Molly Petrilla, in the Daily Pennsylvanian (April 7, 2004):

On Monday afternoon, History professor Steven Hahn received a phone call. "It was someone from The Associated Press," Hahn recalled. "She said, 'Well, I'm calling to talk to you about the Pulitzer Prize,' and I said, 'What do you want to talk about?' and she said, 'Well, you won it.'"

Though Hahn knew that his book, A Nation Under Our Feet: Black Political Struggles in the Rural South from Slavery to the Great Migration, had been nominated for the Pulitzer Prize for history, he had not heard anything about his victory.

"She didn't have to convince me in the sense that I knew I was nominated for the prize, and I knew that they were going to make an announcement" on Monday, Hahn explained. "I believed her, but I was stunned."

Yet it seems that Hahn should have been well prepared for the news, since his book received the Bancroft Prize for the best book on American history and the Merle Curti Prize for the best book in social history earlier this year.

A Nation Under Our Feet is "a book about thinking about slaves as political people and how the politics that were forged under slavery gave shape to the politics that developed after slavery ended," Hahn explained. "It's a very complicated, multifaceted story."

Because of the book's complicated, innovative subject, Hahn said he took extra precautions to ensure that it would appeal to a wide audience.

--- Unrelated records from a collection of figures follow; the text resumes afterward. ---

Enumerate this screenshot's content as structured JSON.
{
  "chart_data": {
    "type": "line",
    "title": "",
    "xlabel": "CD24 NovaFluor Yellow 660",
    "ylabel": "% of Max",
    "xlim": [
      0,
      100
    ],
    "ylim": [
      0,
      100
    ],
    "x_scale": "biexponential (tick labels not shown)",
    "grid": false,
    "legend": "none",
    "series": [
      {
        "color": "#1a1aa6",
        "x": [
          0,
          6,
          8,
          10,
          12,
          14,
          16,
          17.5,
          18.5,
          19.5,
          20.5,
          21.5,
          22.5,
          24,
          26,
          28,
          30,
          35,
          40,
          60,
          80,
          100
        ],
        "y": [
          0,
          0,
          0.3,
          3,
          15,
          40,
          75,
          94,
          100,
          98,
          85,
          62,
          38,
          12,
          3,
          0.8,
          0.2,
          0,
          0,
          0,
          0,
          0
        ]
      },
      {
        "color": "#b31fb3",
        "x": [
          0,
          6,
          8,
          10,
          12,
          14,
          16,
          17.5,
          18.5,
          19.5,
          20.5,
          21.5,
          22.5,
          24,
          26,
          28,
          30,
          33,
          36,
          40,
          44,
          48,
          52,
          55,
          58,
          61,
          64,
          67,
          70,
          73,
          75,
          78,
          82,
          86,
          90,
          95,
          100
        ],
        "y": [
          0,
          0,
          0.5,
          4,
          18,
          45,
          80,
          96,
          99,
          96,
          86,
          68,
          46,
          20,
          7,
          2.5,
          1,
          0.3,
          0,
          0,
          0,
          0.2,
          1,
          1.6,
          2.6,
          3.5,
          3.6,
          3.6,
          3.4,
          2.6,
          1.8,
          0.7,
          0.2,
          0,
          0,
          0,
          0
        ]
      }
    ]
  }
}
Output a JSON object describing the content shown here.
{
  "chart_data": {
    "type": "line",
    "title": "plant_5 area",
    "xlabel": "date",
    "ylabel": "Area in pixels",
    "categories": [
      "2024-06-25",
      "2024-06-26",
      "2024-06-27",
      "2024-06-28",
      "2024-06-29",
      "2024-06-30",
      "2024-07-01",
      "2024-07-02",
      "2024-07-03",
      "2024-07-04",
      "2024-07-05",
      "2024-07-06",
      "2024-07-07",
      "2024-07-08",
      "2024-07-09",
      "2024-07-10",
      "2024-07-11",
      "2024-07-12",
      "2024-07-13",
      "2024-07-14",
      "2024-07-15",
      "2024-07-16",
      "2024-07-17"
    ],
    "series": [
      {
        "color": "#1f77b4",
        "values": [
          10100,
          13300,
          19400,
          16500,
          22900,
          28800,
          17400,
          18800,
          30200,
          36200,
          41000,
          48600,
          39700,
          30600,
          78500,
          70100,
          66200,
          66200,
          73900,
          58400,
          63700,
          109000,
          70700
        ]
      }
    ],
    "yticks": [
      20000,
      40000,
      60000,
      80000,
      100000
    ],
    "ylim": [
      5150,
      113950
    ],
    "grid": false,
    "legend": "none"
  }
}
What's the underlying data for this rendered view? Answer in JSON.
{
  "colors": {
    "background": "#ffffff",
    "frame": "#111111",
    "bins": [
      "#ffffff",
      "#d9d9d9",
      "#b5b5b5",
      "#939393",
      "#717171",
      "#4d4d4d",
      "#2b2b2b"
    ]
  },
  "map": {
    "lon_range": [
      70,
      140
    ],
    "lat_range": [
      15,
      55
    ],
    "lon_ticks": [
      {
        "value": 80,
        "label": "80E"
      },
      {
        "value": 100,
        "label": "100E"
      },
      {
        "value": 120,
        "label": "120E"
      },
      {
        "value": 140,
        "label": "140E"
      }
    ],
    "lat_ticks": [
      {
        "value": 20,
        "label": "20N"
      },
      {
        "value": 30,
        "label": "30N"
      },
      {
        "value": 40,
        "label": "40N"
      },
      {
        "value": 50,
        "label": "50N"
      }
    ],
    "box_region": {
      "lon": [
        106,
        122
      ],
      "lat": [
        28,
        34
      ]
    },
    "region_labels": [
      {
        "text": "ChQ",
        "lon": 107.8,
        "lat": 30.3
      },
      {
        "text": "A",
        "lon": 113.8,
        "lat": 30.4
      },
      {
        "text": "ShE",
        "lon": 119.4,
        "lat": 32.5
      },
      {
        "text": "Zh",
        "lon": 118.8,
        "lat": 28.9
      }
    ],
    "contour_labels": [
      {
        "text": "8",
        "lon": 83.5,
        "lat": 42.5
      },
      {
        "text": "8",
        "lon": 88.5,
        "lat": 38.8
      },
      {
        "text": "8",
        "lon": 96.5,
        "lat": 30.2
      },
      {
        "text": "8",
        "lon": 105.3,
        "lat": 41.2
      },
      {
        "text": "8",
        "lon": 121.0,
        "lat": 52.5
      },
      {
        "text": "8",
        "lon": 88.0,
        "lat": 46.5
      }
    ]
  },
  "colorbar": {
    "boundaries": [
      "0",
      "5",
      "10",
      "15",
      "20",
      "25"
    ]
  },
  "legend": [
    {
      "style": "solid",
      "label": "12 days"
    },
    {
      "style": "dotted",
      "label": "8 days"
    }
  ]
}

"It's a scholarly book, and yet is not encumbered with all the scholarly paraphernalia that would make it of no interest to people who are not academic historians, which is the audience I'm used to writing for," he explained.

But even though he was careful to ensure that his book would be accessible to nonacademics, Hahn said that he was still surprised by the Pulitzer committee's decision.

Based on feedback he received along the way, Hahn said he knew that his book "was certainly passing muster on scholarly ground," but he remained uncertain of how those outside of the academic community might receive it.

"I thought that the book was a little too scholarly and a little too edgy because books that win the Pulitzer oftentimes are more journalistic -- written by people who have addressed large audiences for a long time."

However, according to History Department Chairman Jonathan Steinberg, it is what Hahn describes as the book's "edgy" subject matter that makes it "absolutely brilliant."

Hahn "has done something which, once it's done, is obvious, but nobody thought to do it before," Steinberg said. "That's true of a lot of great ideas."

A large part of his pride in winning a Pulitzer, Hahn said, comes from the fact that his book focuses on such underrepresented people.

"I obviously feel excited for myself, but I feel really excited that a book on a subject like this would get recognition," he said. "I mean, this is a book about grassroots politics -- it's not about prominent leaders. It's not about people who are well known, it's about people who kind of emerge and in some ways evaporate, at least in the historical record."

Hahn said he became interested in history as an undergraduate at the University of Rochester during the Civil Rights Movement.

"I was in undergraduate school in the early 1970s, and history was very infused with all sorts of important political concerns," Hahn said. "History seemed to be a way I could combine social and political concerns with intellectual ones."

It was this passion for history that he cultivated as an undergraduate which eventually led Hahn to a professorship at Penn, where he began teaching this year.

"Penn has had a deep tradition of excellence in history," he said. "I think it's the most exciting History Department in the country right now."